Георгий Иванов - Избранные письма разных лет
Дорогой Михаил Семенович,
Прилагаю письмо М. Леви — псевдоним которого Агеев. Это автор «Повести с кокаином»[95], которую Вы, вероятно, читали и во всяком случае слыхали о ней.
Он живет постоянно в Константинополе и принадлежит к очень хорошему эмигрантскому (еврейскому) кругу. В случае, если его предложение Вам подойдет, он представит конторе «Сегодня» необходимые поручительства и гарантии, так что с этой стороны Вам беспокоиться нечего.
Я думаю, что «сватая» его Вам, я оказываю услугу не только замечательно даровитому молодому писателю, каким М. Агеев-Леви несомненно является — но и газете «Сегодня». Т. к., если Вы возьмете его своим представителем — дело попадет в честные и расторопные руки.
Шлю Вам сердечный привет. |
Ваш Г. Иванов.
P. S. Известите меня, если можно, о принятом Вами насчет Леви решении.[96]
16. В. Ф. Ходасевичу[97]
Дорогой Владислав Фелицианович,
Нам обоим ужасно досадно. Вчера кто-то из бывших у нас на четверге[98] сказал, что Вы не пришли к нам, т. к. были уверены, что этот четверг не состоится. Только услышав это, я вспомнил, что действительно сказал Вам это в «Мюрате»[99] — спутал числа и считал, что четверг приходится на новый год. Потом моя путаница разъяснилась, а о сказанном я забыл. Единственным извинением мне служит, что «сухие грибы» перешибли в памяти все остальные впечатления этого вечера[100]. Пожалуйста, извините мою невольную бестактность и непременно приходите к нам следующий раз. Ир<ина> Вл<адимировна> шлет Ольге Борисовне[101] и Вам сердечный привет, и мы оба надеемся, что она тоже прийдет.
Преданный Вам
Георгий Иванов.
24, rue Bois le Vent XVI
Метро Muette
Пятница 27 декабря < 1935>.
17. В. Ф. Ходасевичу[102]
30 мая 1937.
Дорогой Владислав Фелицианович,
Благодарю Вас от души за Вашу статью о моей книге. Она доставила мне большое и неподдельное удовольствие.
Еще раз спасибо.
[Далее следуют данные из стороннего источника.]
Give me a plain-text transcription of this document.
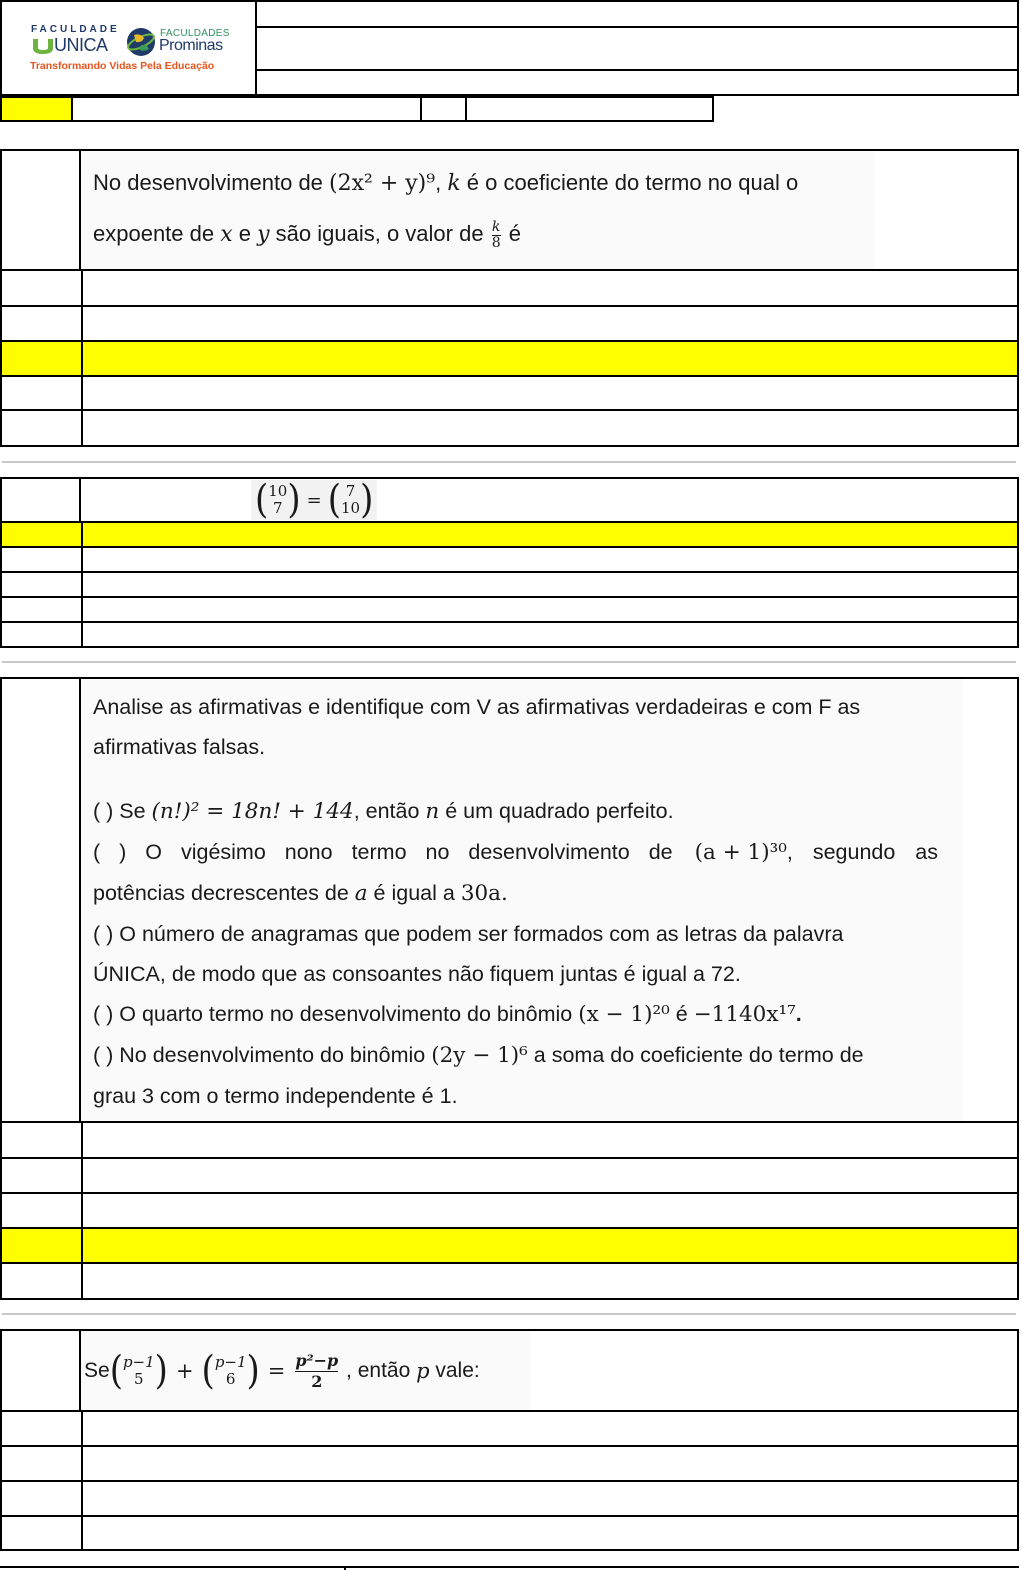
FACULDADE
UNICA
FACULDADES
Prominas
Transformando Vidas Pela Educação
No desenvolvimento de (2x² + y)⁹, k é o coeficiente do termo no qual o
expoente de x e y são iguais, o valor de $\frac{k}{8}$ é
( 10
7 ) = ( 7
10 )
Analise as afirmativas e identifique com V as afirmativas verdadeiras e com F as
afirmativas falsas.
( ) Se (n!)² = 18n! + 144, então n é um quadrado perfeito.
( ) O vigésimo nono termo no desenvolvimento de (a + 1)³⁰, segundo as
potências decrescentes de a é igual a 30a.
( ) O número de anagramas que podem ser formados com as letras da palavra
ÚNICA, de modo que as consoantes não fiquem juntas é igual a 72.
( ) O quarto termo no desenvolvimento do binômio (x − 1)²⁰ é −1140x¹⁷.
( ) No desenvolvimento do binômio (2y − 1)⁶ a soma do coeficiente do termo de
grau 3 com o termo independente é 1.
Se ( p−1
5 ) + ( p−1
6 ) = $\frac{\text{p²−p}}{2}$ , então p vale:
Шлю искренний привет.
Ваш
Георгий Иванов.
18. П.М. Бицилли[103]
8 июня
1937
Рига
Многоуважаемый
Петр Михайлович
Надеюсь, Вы получили из Берлина мою новую книгу стихов. Пишу отдельно, чтобы послать Вам привет и благодарность за многие лестные обмолвки обо мне, которые всегда доставляли мне большую радость. Не лукав<лю>: не оттого, что лестно, а оттого, что исходит от Вас. К «технике славы» я равнодушен — да и какая слава в эмиграции. Но мнение человека, понимающего все и в то же время беспристрастного — тем более дорого. В частности, Ваша заметка о хореях («Пляска смерти», кажется) — самое глубокое и верное, что я читал о современной поэзии за много лет[104].
Напишите, если можете, обо мне в следующих «Записках»[105]. Если Вы сейчас же сделаете заявку Рудневу[106], я думаю, не будет возражения. А то отдадут дураку Мочульскому (пишущему очень лестно)[107] или, еще хуже, симпатичному Мише Цетлину[108]. Если Вы скажете Рудневу, что хотите написать побольше, т. е. для «Жизни и культуры», а не рецензию[109], то, думаю, он тоже согласится. Но, конечно, не упоминая, что я Вас просил — иначе будет «кумовство». Т. е. нечто, чего наши «рыцари интеллигенции» боятся хуже Гитлера. Впрочем, Гитлера, конечно, они боятся больше всего на свете — «культура» и есть, по их понятиям, — бессильность добра к всякому «фашизму».
Очень жалею, что не видел Вас в Ваш приезд — когда-то — в Париж. Не теряю надежды познакомиться с Вами: не приедете ли на выставку[110]. Мой постоянный адрес 131, rue du Ranelagh XVI. Здесь я гощу у «бывшего русского моря» ненадолго. К Болгарии отношусь с нежностью: мой брат и сестра родились там. Мой отец был одним из русских офицеров при Батенбергском[111]. Дает ли мне это, кстати, основание получить визу, если я вздумаю съездить в Болгарию?
Не знаю, как Вы относитесь к Солоневичу[112] и видите ли его. Если видите, передайте ему привет: я всегда на здешних собраниях с пиэтетом поминаю его имя и деятельность, что очень невыгодно рисует меня в глазах «российского патриота» Вишняка[113]. Но Солоневич хорош будет тогда, когда можно будет (если можно будет) драться с большевиками. «Культура» его, увы, ужасна. Но ужасно было в культурном отношении все русское прошлое, начиная с Каткова[114]. И «верность традициям», увы, соблюдается в этой области особенно четко и твердо.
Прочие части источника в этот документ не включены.